Un Pôle de recherche national dédié aux écosystèmes microbiens est attribué à l’Université de Lausanne, en collaboration avec l’École polytechnique fédérale de Zurich.
Ils sont partout. Dans nos intestins, dans les sols, les rivières ou les océans. Estimés à 100'000 milliards par corps humain, les micro-organismes forment des communautés invisibles appelées « microbiomes ». Centrales pour notre qualité de vie et notre environnement, ces populations nous aident à digérer, renforcent notre système immunitaire, améliorent la fertilité des sols ou encore détruisent les déchets. Cependant leur fonctionnement nous échappe.
Pour percer les mystères de ce monde microscopique, le Fonds national suisse a confié à l’Université de Lausanne la création d’un Pôle de recherche national (PRN) dédié à l’étude des sociétés de bactéries. Intitulé Microbiomes, ce programme commencera en 2020 et sera dirigé par le prof. Jan Roelof van der Meer, directeur du Département de microbiologie fondamentale (DMF) de l’UNIL, en collaboration avec la prof. Julia Vorholt de l’École polytechnique fédérale de Zurich. Ensemble, ils coordonneront une équipe interdisciplinaire de vingt experts reconnus à l’international. Des scientifiques issus des deux institutions et de leurs partenaires : le Centre hospitalier universitaire vaudois, l’École polytechnique de Lausanne, et les Universités de Berne et Zurich.
« Ce programme de recherche est très important pour l’UNIL car il est un bel exemple de transdisciplinarité. Il touche aussi bien la santé que le monde végétal, animal ou l’environnement et met en relation des chercheurs au niveau national et international », a réagi François Bussy, vice-recteur en charge de la recherche et des relations internationales.

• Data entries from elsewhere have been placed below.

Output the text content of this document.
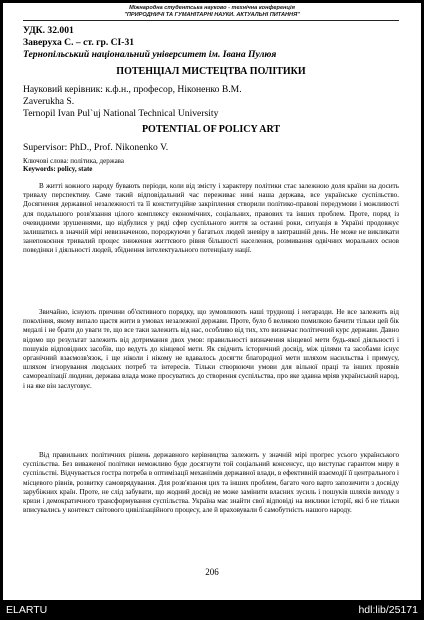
Міжнародна студентська науково - технічна конференція
"ПРИРОДНИЧІ ТА ГУМАНІТАРНІ НАУКИ. АКТУАЛЬНІ ПИТАННЯ"
УДК. 32.001
Заверуха С. – ст. гр. СІ-31
Тернопільський національний університет ім. Івана Пулюя
ПОТЕНЦІАЛ МИСТЕЦТВА ПОЛІТИКИ
Науковий керівник: к.ф.н., професор, Ніконенко В.М.
Zaverukha S.
Ternopil Ivan Pul`uj National Technical University
POTENTIAL OF POLICY ART
Supervisor: PhD., Prof. Nikonenko V.
Ключові слова: політика, держава
Keywords: policy, state

В житті кожного народу бувають періоди, коли від змісту і характеру політики стає залежною доля країни на досить тривалу перспективу. Саме такий відповідальний час переживає нині наша держава, все українське суспільство. Досягнення державної незалежності та її конституційне закріплення створили політико-правові передумови і можливості для подальшого розв'язання цілого комплексу економічних, соціальних, правових та інших проблем. Проте, поряд із очевидними зрушеннями, що відбулися у ряді сфер суспільного життя за останні роки, ситуація в Україні продовжує залишатись в значній мірі невизначеною, породжуючи у багатьох людей зневіру в завтрашній день. Не може не викликати занепокоєння тривалий процес зниження життєвого рівня більшості населення, розмивання одвічних моральних основ поведінки і діяльності людей, збіднення інтелектуального потенціалу нації.

Звичайно, існують причини об'єктивного порядку, що зумовлюють наші труднощі і негаразди. Не все залежить від покоління, якому випало щастя жити в умовах незалежної держави. Проте, було б великою помилкою бачити тільки цей бік медалі і не брати до уваги те, що все таки залежить від нас, особливо від тих, хто визначає політичний курс держави. Давно відомо що результат залежить від дотримання двох умов: правильності визначення кінцевої мети будь-якої діяльності і пошуків відповідних засобів, що ведуть до кінцевої мети. Як свідчить історичний досвід, між цілями та засобами існує органічний взаємозв'язок, і ще ніколи і нікому не вдавалось досягти благородної мети шляхом насильства і примусу, шляхом ігнорування людських потреб та інтересів. Тільки створюючи умови для вільної праці та інших проявів самореалізації людини, держава влада може просуватись до створення суспільства, про яке здавна мріяв український народ, і на яке він заслуговує.

Від правильних політичних рішень державного керівництва залежить у значній мірі прогрес усього українського суспільства. Без виваженої політики неможливо буде досягнути той соціальний консенсус, що виступає гарантом миру в суспільстві. Відчувається гостра потреба в оптимізації механізмів державної влади, в ефективній взаємодії її центрального і місцевого рівнів, розвитку самоврядування. Для розв'язання цих та інших проблем, багато чого варто запозичити з досвіду зарубіжних країн. Проте, не слід забувати, що жодний досвід не може замінити власних зусиль і пошуків шляхів виходу з кризи і демократичного трансформування суспільства. Україна має знайти свої відповіді на виклики історії, які б не тільки вписувались у контекст світового цивілізаційного процесу, але й враховували б самобутність нашого народу.

206
ELARTU	hdl:lib/25171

Lancé pour une première phase de quatre ans, ce PRN vise le développement de la recherche sur une plus longue durée, notamment via la constitution à l’UNIL d’un « Center for microbiome studies ».
Cibler des espèces
À travers des recherches expérimentales ainsi qu’un volet de modélisation de données, les scientifiques tenteront de déterminer le rôle et l’influence de certaines espèces de bactéries sur leur milieu. Ils poseront une question basique : est-il possible d’intervenir de manière ciblée sur la composition des microbiomes et d’en maîtriser les effets ? « Si nous y parvenons, cela ouvrirait de nombreux horizons, non seulement dans le domaine de la santé, de l’élevage avec par exemple le développement d’alternatives aux antibiotiques, mais aussi de la nutrition, l’agriculture et l’environnement », estime Jan Roelof van der Meer.

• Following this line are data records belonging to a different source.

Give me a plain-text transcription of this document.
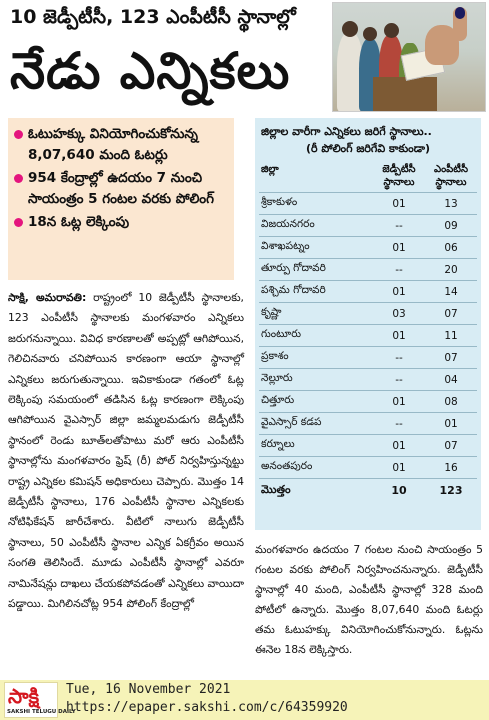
10 జెడ్పీటీసీ, 123 ఎంపీటీసీ స్థానాల్లో
నేడు ఎన్నికలు
ఓటుహక్కు వినియోగించుకోనున్న 8,07,640 మంది ఓటర్లు
954 కేంద్రాల్లో ఉదయం 7 నుంచి సాయంత్రం 5 గంటల వరకు పోలింగ్
18న ఓట్ల లెక్కింపు
జిల్లాల వారీగా ఎన్నికలు జరిగే స్థానాలు..
(రీ పోలింగ్ జరిగేవి కాకుండా)
జిల్లా	జెడ్పీటీసీ స్థానాలు	ఎంపీటీసీ స్థానాలు
శ్రీకాకుళం	01	13
విజయనగరం	--	09
విశాఖపట్నం	01	06
తూర్పు గోదావరి	--	20
పశ్చిమ గోదావరి	01	14
కృష్ణా	03	07
గుంటూరు	01	11
ప్రకాశం	--	07
నెల్లూరు	--	04
చిత్తూరు	01	08
వైఎస్సార్ కడప	--	01
కర్నూలు	01	07
అనంతపురం	01	16
మొత్తం	10	123
సాక్షి, అమరావతి: రాష్ట్రంలో 10 జెడ్పీటీసీ స్థానాలకు, 123 ఎంపీటీసీ స్థానాలకు మంగళవారం ఎన్నికలు జరుగనున్నాయి. వివిధ కారణాలతో అప్పట్లో ఆగిపోయిన, గెలిచినవారు చనిపోయిన కారణంగా ఆయా స్థానాల్లో ఎన్నికలు జరుగుతున్నాయి. ఇవికాకుండా గతంలో ఓట్ల లెక్కింపు సమయంలో తడిసిన ఓట్ల కారణంగా లెక్కింపు ఆగిపోయిన వైఎస్సార్ జిల్లా జమ్మలమడుగు జెడ్పీటీసీ స్థానంలో రెండు బూత్‌లతోపాటు మరో ఆరు ఎంపీటీసీ స్థానాల్లోను మంగళవారం ఫ్రెష్ (రీ) పోల్ నిర్వహిస్తున్నట్టు రాష్ట్ర ఎన్నికల కమిషన్ అధికారులు చెప్పారు. మొత్తం 14 జెడ్పీటీసీ స్థానాలు, 176 ఎంపీటీసీ స్థానాల ఎన్నికలకు నోటిఫికేషన్ జారీచేశారు. వీటిలో నాలుగు జెడ్పీటీసీ స్థానాలు, 50 ఎంపీటీసీ స్థానాల ఎన్నిక ఏకగ్రీవం అయిన సంగతి తెలిసిందే. మూడు ఎంపీటీసీ స్థానాల్లో ఎవరూ నామినేషన్లు దాఖలు చేయకపోవడంతో ఎన్నికలు వాయిదా పడ్డాయి. మిగిలినచోట్ల 954 పోలింగ్ కేంద్రాల్లో
మంగళవారం ఉదయం 7 గంటల నుంచి సాయంత్రం 5 గంటల వరకు పోలింగ్ నిర్వహించనున్నారు. జెడ్పీటీసీ స్థానాల్లో 40 మంది, ఎంపీటీసీ స్థానాల్లో 328 మంది పోటీలో ఉన్నారు. మొత్తం 8,07,640 మంది ఓటర్లు తమ ఓటుహక్కు వినియోగించుకోనున్నారు. ఓట్లను ఈనెల 18న లెక్కిస్తారు.
సాక్షి
SAKSHI TELUGU DAILY
Tue, 16 November 2021
https://epaper.sakshi.com/c/64359920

Aujourd’hui, de plus en plus de corrélations sont découvertes entre le fragile équilibre des microbiomes et des problèmes comme le diabète ou le surpoids, ainsi qu’en matière d’écologie. « On parle partout d’une perte de fertilité des sols et de leurs émissions de méthanes. Or, nous savons que ces problèmes sont liés aux écosystèmes microbiens. »
Un hub de spécialistes
A l’UNIL, l’expertise des scientifiques en matière de microbiome sera mise au service du PRN. Au sein du DMF, Jan Roelof van der Meer et son équipe se concentrent sur la pollution et les sols, le laboratoire du prof. Philipp Engel étudie les populations qui peuplent les intestins des abeilles. Celui du prof. Tadeusz J. Kawecki se penche sur celles de la mouche Drosophila melanogaster, l’équipe de la prof. Sara Mitri décortique les interactions sociales des microbes, le groupe de la prof. Yolanda Schaerli emploie des techniques de biologie synthétique permettant de recréer artificiellement les conditions de vies des écosystèmes. Les interactions de bactéries avec les plantes sont, elles, analysées par le maître d’enseignement et de recherche Christophe Keel et le directeur du Département d’écologie et d’évolution, Ian Sanders. Enfin, les collaborateurs du prof. Gilbert Greub de l’Institut universitaire de microbiologie et du prof. Benoît Guery du CHUV se dirigent eux vers les questions cliniques.
« Également experte en microbiologie, bioinformatique et en modélisation computationnelle de l’environnement biologique, les spécialisations de l’EPFZ sont complémentaires. Notre association était évidente », conclut Jan Roelof van der Meer.